Dès lors la vraie question est la suivante : quel type de choc faut-il imaginer pour que les Français et les Allemands commencent à se parler et à se comprendre vraiment ? Les crises économiques et financières à répétition, la crise des migrants, la montée des tensions à l’est au sud ne suffisent-ils pas ?

Certes l’Europe n’est pas le pire des mondes et n’est pas aussi mal gérée qu’on se plaît à le dire. Les positions affichées avec force par les uns et les autres ne sont pas aussi fortes qu’ils le pensent. La France ne peut s’abstraire des engagements pris au motif que c’est un pays fondateur, qu’elle assure la défense de l’Europe ou quelle détient la vérité économique. La France ne peut différer à l’infini son adaptation à la mondialisation et à l’Europe et prétendre bénéficier du parapluie allemand. L’Allemagne de son côté ne peut nier qu’elle est la grande bénéficiaire de l’Eurozone, qu’elle bénéficie des effets de spécialisation et d’agglomération au sein d’une zone monétaire et économique intégrée. Elle ne peut nier qu’elle dispose d’une base de relance de l’investissement dans une zone qui accumule un excès d’épargne et l’investit mal.

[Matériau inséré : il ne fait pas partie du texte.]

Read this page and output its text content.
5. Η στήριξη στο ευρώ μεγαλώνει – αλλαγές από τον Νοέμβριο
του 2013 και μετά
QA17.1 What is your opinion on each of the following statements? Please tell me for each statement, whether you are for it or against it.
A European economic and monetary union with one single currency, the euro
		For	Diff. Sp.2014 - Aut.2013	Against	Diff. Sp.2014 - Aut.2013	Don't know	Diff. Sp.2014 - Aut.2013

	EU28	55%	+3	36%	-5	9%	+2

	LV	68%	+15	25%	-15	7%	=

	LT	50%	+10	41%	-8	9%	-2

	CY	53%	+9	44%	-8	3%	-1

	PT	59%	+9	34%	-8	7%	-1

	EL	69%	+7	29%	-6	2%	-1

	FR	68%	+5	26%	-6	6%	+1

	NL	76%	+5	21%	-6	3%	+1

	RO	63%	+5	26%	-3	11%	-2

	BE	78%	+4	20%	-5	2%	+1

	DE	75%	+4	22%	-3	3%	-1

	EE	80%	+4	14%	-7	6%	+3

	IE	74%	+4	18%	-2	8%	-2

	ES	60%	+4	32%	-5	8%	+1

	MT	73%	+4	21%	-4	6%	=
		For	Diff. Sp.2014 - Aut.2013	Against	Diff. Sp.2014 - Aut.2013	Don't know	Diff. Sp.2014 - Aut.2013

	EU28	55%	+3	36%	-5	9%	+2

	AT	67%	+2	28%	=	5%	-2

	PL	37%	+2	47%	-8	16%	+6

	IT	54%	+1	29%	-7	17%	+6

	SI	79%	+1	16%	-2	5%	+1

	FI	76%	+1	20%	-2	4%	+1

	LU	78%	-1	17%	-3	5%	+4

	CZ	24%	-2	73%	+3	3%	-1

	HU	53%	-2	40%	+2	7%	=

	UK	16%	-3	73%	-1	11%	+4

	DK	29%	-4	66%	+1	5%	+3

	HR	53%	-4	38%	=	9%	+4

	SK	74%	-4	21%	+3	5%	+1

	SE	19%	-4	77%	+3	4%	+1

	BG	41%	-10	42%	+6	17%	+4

La polycrise (économique, financière, des migrants, du Brexit, du commerce international, démocratique…) doit hisser le niveau de la négociation. L’Europe est le seul mécanisme d’assurance à la hauteur de la multiplicité des crises. En situation de crise extrême, la solidarité doit primer sur la prévention de l’aléa moral (les auteurs proposent des obligations indexées sur le PIB, des « GDP bonds »)

Il en est de même pour les pays les plus endettés. La camisole de force n’est pas la solution, dès lors il faut réformer pour trouver un sentier de croissance soutenable et en même temps préparer l’avenir en investissant et donc en acceptant de décaler dans le temps le retour aux grands équilibres. Il faut retrouver le bon usage des crises.

Les solutions peuvent donc être aisément dessinées : un budget euro consistant, des engagements vérifiables de conversion à la culture de la stabilité, une forme de mutualisation de la dette. Il faut traiter spécifiquement la dette héritée et excessive, européaniser le système bancaire en combinant assurance mutuelle et strict contrôle du risque. Il faut enfin un dispositif permanent de traitement des chocs asymétriques... faute de quoi, de crise en crise, l’Europe se délitera et se décomposera.